I would actually want everyone to stop using the phrase “artificial intelligence.” As we see in the film, it’s just an invented term for some guy’s weird side project to create human-level intelligence. And [his] whole idea of what that would look like was a computer system playing chess, a bounded set of rules. AI is not a real thing, and I’m exhausted by how it feels like a losing battle every day.

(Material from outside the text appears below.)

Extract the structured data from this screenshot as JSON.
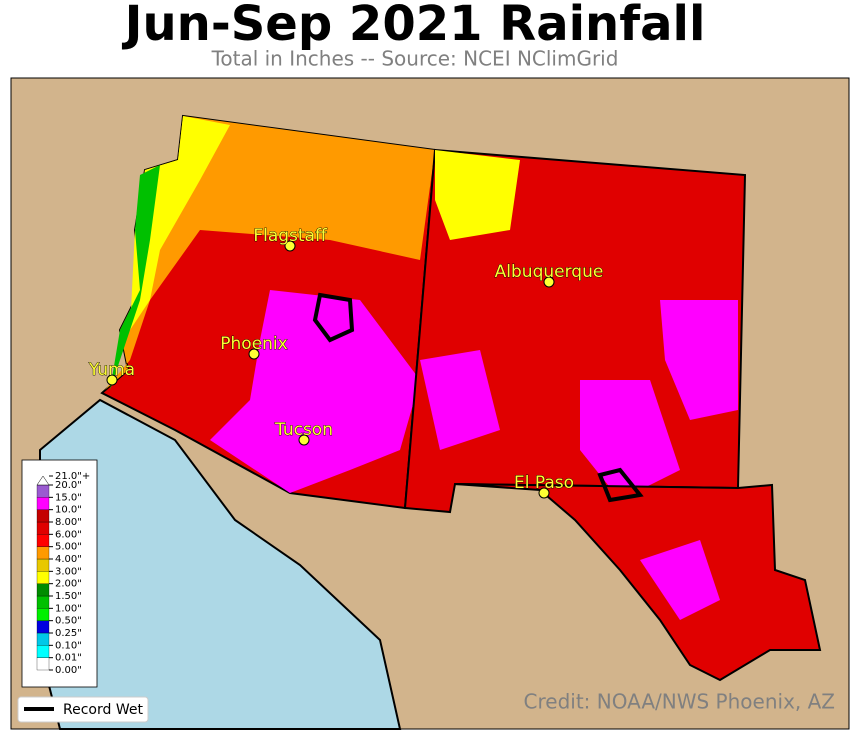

Do you see any positive uses for AI? No. There are technologies that would be called AI, but back in the day, we just called it spell check. Referencing a bounded set of data points that are in the dictionary and comparing them to the word you’ve written? Sure, that’s great.
Or, the weather, right? That’s a kind of interesting use of algorithmic processing of data points — “typically it is 70 degrees nine out of 10 days of this year.” Those are grounded datasets you can process algorithmically.
But when we get into the framing of chatbot products as if they are these bastions of neutral knowledge, that’s where it starts to fall apart. So I think there are no good uses of AI, because AI is a problematic concept, and it’s an idea that dehumanizes us.